You’re in a coffee shop with friends (or bar, or restaurant, dinner party, whichever appeals to you most). At some point one of your friends begins talking about a classic book they thought absolutely superb, one maybe that had a big impact on them when they read it years ago. Being a book enthusiast you’ve heard of it of course. But you’ve never read it. Or you can’t remember reading it but feel surely you did because it’s such a classic?

Do you admit you never read it — and put up with the looks of astonishment that result?

Do you find a way to get out of the conversation, maybe even making a quick exit mumbling something about finding the loo/rest room?

Or do you assume your most interested look, dig deep into your head for anything you know about this book so you can at least make a contribution that gives an impression you’ve read it.  Maybe you comment on how a minor modification in the punctuation of the opening of Moby Dick  gives it a completely different meaning. Maybe you talk about reactions to the film adaptation and how it wasn’t faithful to the original. Anything really that gets you out of a detailed discussion on particular episodes, plot devices or characters.

Ever since reading Andy Miller’s Year of Reading Dangerously (see review here ) and his admission he had pretended sometimes to have read a particular book, I’ve been wondering if I’ve ever been in that situation. And if so, how I reacted.

I know I did once in college when keeping up with the reading list proved too much and I couldn’t finish the assigned novel, Sterne’s Tristram Shandy, in time (I never did finish it.) It made the subsequent tutorial so much of an ordeal I made sure it was never repeated.

Other than that, the only times I can recall are where a friend/member of a family has bought me a book they loved and then asked me for my reactions.
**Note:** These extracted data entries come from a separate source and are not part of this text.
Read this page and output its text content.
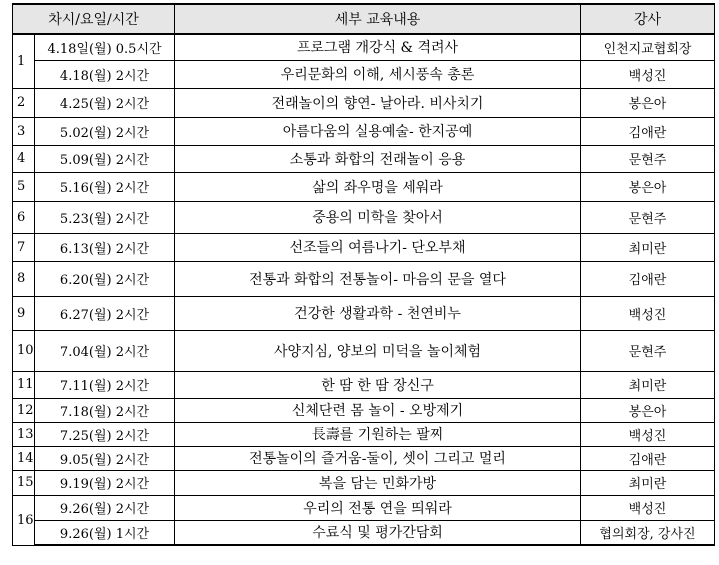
차시/요일/시간		세부 교육내용	강사
1	4.18일(월) 0.5시간	프로그램 개강식 & 격려사	인천지교협회장
	4.18(월) 2시간	우리문화의 이해, 세시풍속 총론	백성진
2	4.25(월) 2시간	전래놀이의 향연- 날아라. 비사치기	봉은아
3	5.02(월) 2시간	아름다움의 실용예술- 한지공예	김애란
4	5.09(월) 2시간	소통과 화합의 전래놀이 응용	문현주
5	5.16(월) 2시간	삶의 좌우명을 세워라	봉은아
6	5.23(월) 2시간	중용의 미학을 찾아서	문현주
7	6.13(월) 2시간	선조들의 여름나기- 단오부채	최미란
8	6.20(월) 2시간	전통과 화합의 전통놀이- 마음의 문을 열다	김애란
9	6.27(월) 2시간	건강한 생활과학 - 천연비누	백성진
10	7.04(월) 2시간	사양지심, 양보의 미덕을 놀이체험	문현주
11	7.11(월) 2시간	한 땀 한 땀 장신구	최미란
12	7.18(월) 2시간	신체단련 몸 놀이 - 오방제기	봉은아
13	7.25(월) 2시간	長壽를 기원하는 팔찌	백성진
14	9.05(월) 2시간	전통놀이의 즐거움-둘이, 셋이 그리고 멀리	김애란
15	9.19(월) 2시간	복을 담는 민화가방	최미란
16	9.26(월) 2시간	우리의 전통 연을 띄워라	백성진
	9.26(월) 1시간	수료식 및 평가간담회	협의회장, 강사진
Rather than offend them, I’ve skirted around the issue — commenting on the cover or the title for example, or how the author now has a new book out. Anything to stave off an admission a) I haven’t read said book because it absolutely doesn’t interest me or b) I couldn’t finish it because it was so poorly written. It’s hard work though so I think in future I shall simply be honest though of course, tactful.

So that’s my confession. Now how about yours?  Have you ever had to pretend you’ve read something when you hadn’t? Why did you feel you had to fake it and how did you do that? I’ve mentioned two situations when faking it might be understandable — forgiveable even — but are there other extenuating circumstances you’ve experienced.